Camporini: Create Interoperability Through Modeling and Simulation
By BARRY ROSENBERG
For Italy, development of a flexible, integrated air force doesn’t necessarily depend on air vehicles and weaponry, but on a modeling and simulation environment that helps build a structure for interoperability.“The Italian Air Force strongly believes that simulation shall assume the role of a robust basic framework to conduct studies, analysis, experiments and trials in order to reach a useful fusion of C2, networks, computers, geospatial data and images that, by focusing on decision-centric operations, will allow warfighters to fully exploit the global decision environment and enhance doctrines, procedures, techniques and tactics employed in complex operations,” said Lt. Gen. Vincenzo Camporini, who commands the Italian Air Force.
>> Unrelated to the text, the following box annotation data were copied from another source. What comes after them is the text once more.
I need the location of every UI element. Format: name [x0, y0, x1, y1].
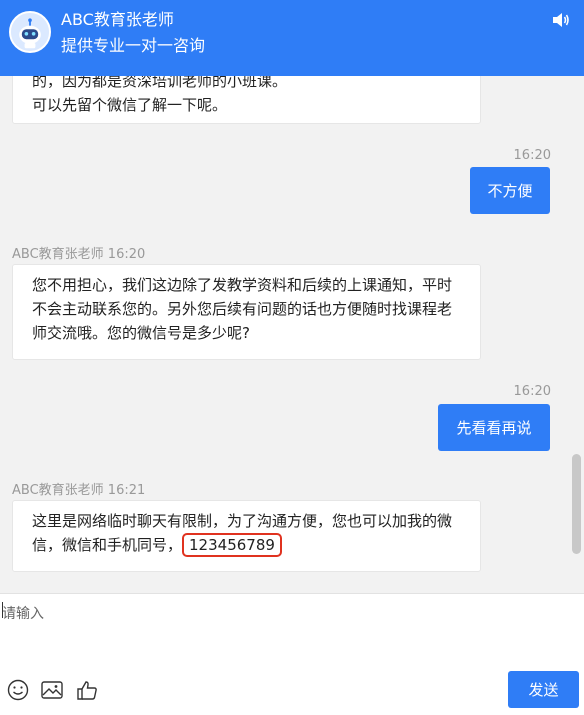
message-input[interactable]: [0, 594, 584, 664]
agent-name: ABC教育张老师: [61, 10, 174, 29]
robot-avatar-icon: [9, 11, 51, 53]
message-timestamp: 16:20: [513, 384, 551, 399]
chat-history[interactable]: 的，因为都是资深培训老师的小班课。 可以先留个微信了解一下呢。 16:20 不方…: [0, 76, 584, 593]
message-text: 信，微信和手机同号，: [32, 536, 183, 554]
chat-scrollbar[interactable]: [572, 454, 581, 554]
smiley-icon[interactable]: [6, 679, 30, 701]
user-message-bubble: 先看看再说: [438, 404, 550, 451]
message-line: 的，因为都是资深培训老师的小班课。: [32, 76, 288, 90]
message-timestamp: 16:20: [513, 148, 551, 163]
thumbs-up-icon[interactable]: [75, 679, 99, 701]
message-line: 师交流哦。您的微信号是多少呢?: [32, 324, 250, 342]
sender-info: ABC教育张老师 16:21: [12, 483, 146, 498]
speaker-icon[interactable]: [552, 12, 570, 28]
text-caret: [2, 602, 3, 618]
chat-header: ABC教育张老师 提供专业一对一咨询: [0, 0, 584, 76]
message-line: 信，微信和手机同号， 123456789: [32, 533, 461, 557]
message-line: 您不用担心，我们这边除了发教学资料和后续的上课通知，平时: [32, 276, 453, 294]
agent-message-bubble: 您不用担心，我们这边除了发教学资料和后续的上课通知，平时 不会主动联系您的。另外…: [12, 264, 481, 360]
sender-info: ABC教育张老师 16:20: [12, 247, 146, 262]
agent-message-bubble: 的，因为都是资深培训老师的小班课。 可以先留个微信了解一下呢。: [12, 76, 481, 124]
agent-message-bubble: 这里是网络临时聊天有限制，为了沟通方便，您也可以加我的微 信，微信和手机同号， 1…: [12, 500, 481, 572]
message-line: 这里是网络临时聊天有限制，为了沟通方便，您也可以加我的微: [32, 512, 453, 530]
send-button[interactable]: 发送: [508, 671, 579, 708]
message-line: 可以先留个微信了解一下呢。: [32, 96, 228, 114]
image-icon[interactable]: [40, 679, 64, 701]
agent-subtitle: 提供专业一对一咨询: [61, 36, 206, 55]
message-line: 不会主动联系您的。另外您后续有问题的话也方便随时找课程老: [32, 300, 453, 318]
user-message-bubble: 不方便: [470, 167, 550, 214]
highlighted-contact-number: 123456789: [182, 533, 282, 557]
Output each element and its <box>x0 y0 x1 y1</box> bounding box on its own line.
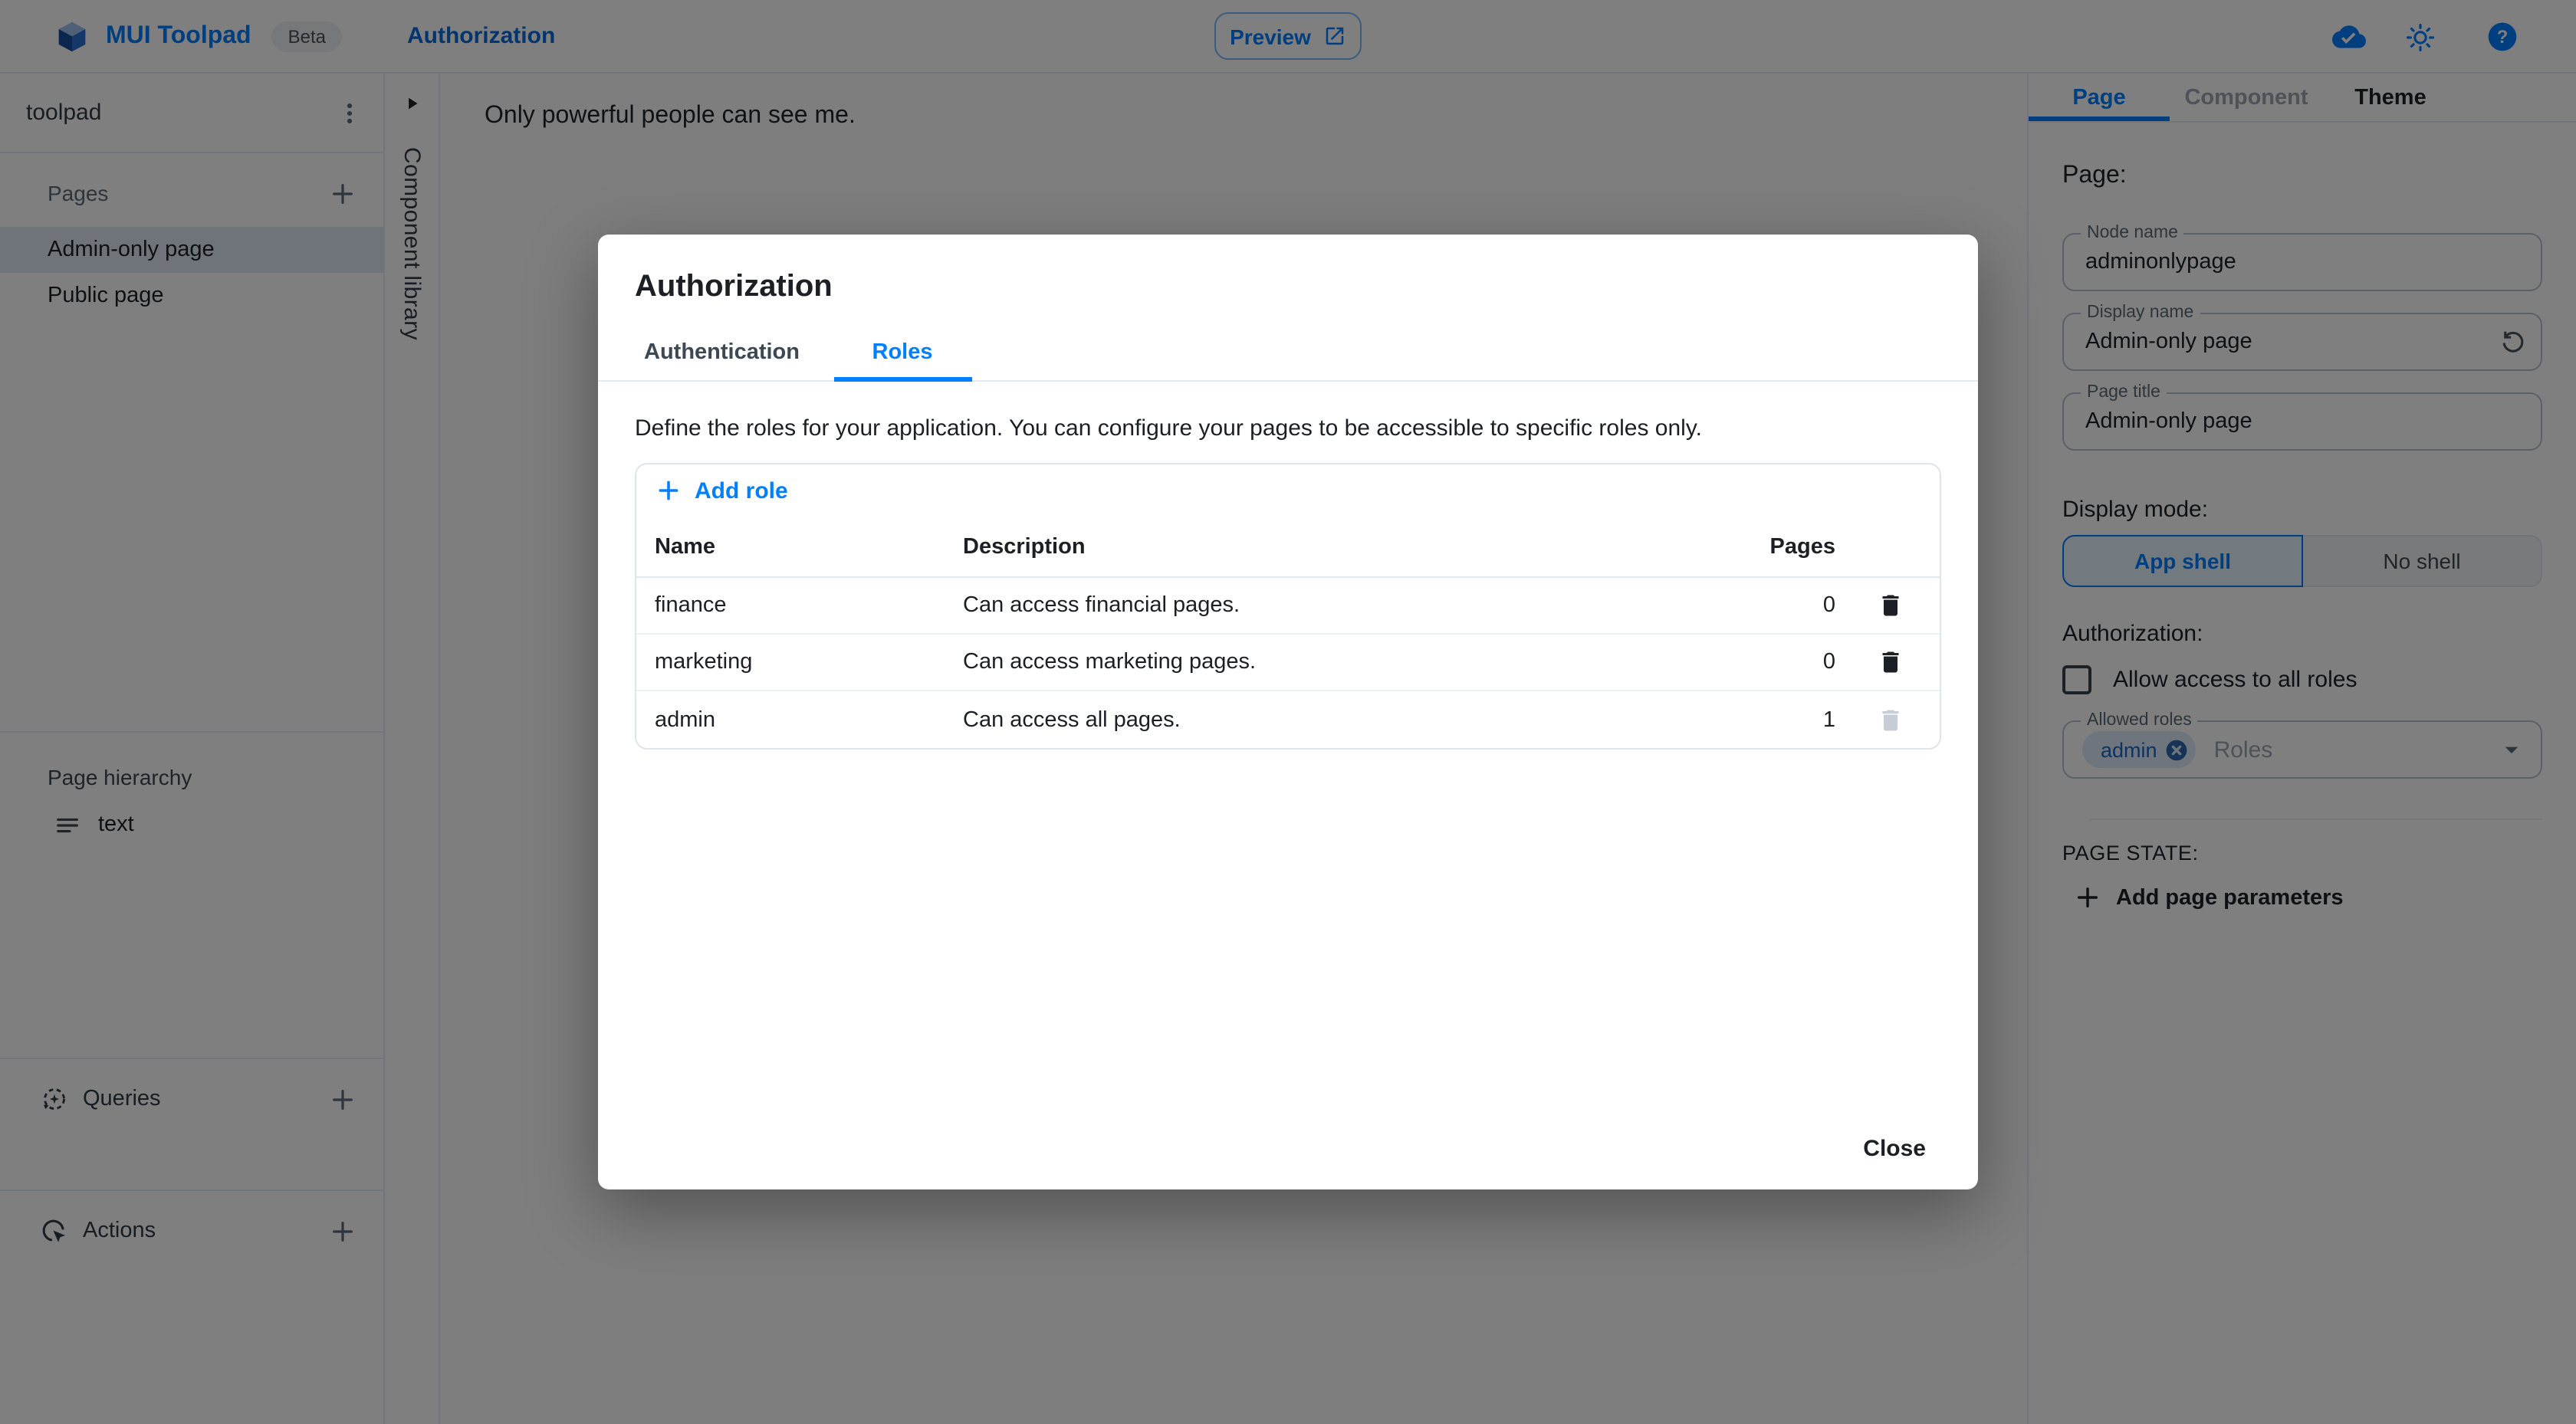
role-name: marketing <box>655 650 753 674</box>
add-role-button[interactable]: Add role <box>656 477 788 504</box>
role-description: Can access marketing pages. <box>963 650 1257 674</box>
role-pages-count: 1 <box>1822 707 1835 732</box>
roles-table-toolbar: Add role <box>636 464 1940 517</box>
role-description: Can access all pages. <box>963 707 1181 732</box>
roles-description: Define the roles for your application. Y… <box>635 415 1702 441</box>
tab-authentication[interactable]: Authentication <box>610 325 833 380</box>
trash-icon <box>1882 651 1899 673</box>
roles-table-header: Name Description Pages <box>636 517 1940 578</box>
trash-icon <box>1882 709 1899 730</box>
role-pages-count: 0 <box>1822 650 1835 674</box>
plus-icon <box>659 481 678 500</box>
table-row: finance Can access financial pages. 0 <box>636 578 1940 635</box>
delete-role-button-disabled <box>1868 697 1914 743</box>
role-name: admin <box>655 707 715 732</box>
close-button[interactable]: Close <box>1848 1127 1941 1171</box>
add-role-label: Add role <box>695 477 788 504</box>
role-description: Can access financial pages. <box>963 593 1240 618</box>
table-row: marketing Can access marketing pages. 0 <box>636 635 1940 691</box>
dialog-title: Authorization <box>635 270 833 304</box>
tab-roles[interactable]: Roles <box>833 325 971 382</box>
delete-role-button[interactable] <box>1868 582 1914 628</box>
role-pages-count: 0 <box>1822 593 1835 618</box>
delete-role-button[interactable] <box>1868 639 1914 685</box>
column-header-name: Name <box>655 534 715 559</box>
dialog-tabs: Authentication Roles <box>598 325 1978 382</box>
column-header-pages: Pages <box>1769 534 1835 559</box>
table-row: admin Can access all pages. 1 <box>636 691 1940 748</box>
authorization-dialog: Authorization Authentication Roles Defin… <box>598 235 1978 1189</box>
toolpad-editor: MUI Toolpad Beta Authorization Preview <box>0 0 2576 1424</box>
roles-table: Add role Name Description Pages finance … <box>635 463 1941 750</box>
trash-icon <box>1882 595 1899 616</box>
role-name: finance <box>655 593 727 618</box>
column-header-description: Description <box>963 534 1086 559</box>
Camporini’s remarks “The actual objective is to develop an infrastructure that could support decision makers in the procurement phase and operational sites in the employment of new systems and technologies both for training purposes and for operational reasons.” Camporini said his service wants to quickly acquire modeling and simulation (M&S) gear in four areas: air and ballistic missile defense; operational planning, tasking and evaluation; operational training and mission rehearsal in distributed environments; and coalition operations and crisis response. Camporini’s presentation Simulators should offer realistic scenarios in service, joint and combined operations, he said. Modeling should be used during the development of weapons to lower the risk of cost or schedule overruns and to reduce lifecycle costs. Both could be used to help new or existing systems work under the Battle Management Command Control and Communication Computers Intelligence (BMC4I) system. “The key concept in the Air Force M&S vision is a joint synthetic battlespace — an integrated and fused M&S environment — connecting analysis and training, and tying together many types of models and simulations with different kinds of operators,” Camporini said Nov. 10 at the 3rd Biennial Defense News Middle East Air Chiefs Conference, just before the Dubai air show. “The simulations extend from high-level aggregate models to detailed engineering models, [and] from pilots in live aircraft and simulators to hardware components and laboratory test beds.”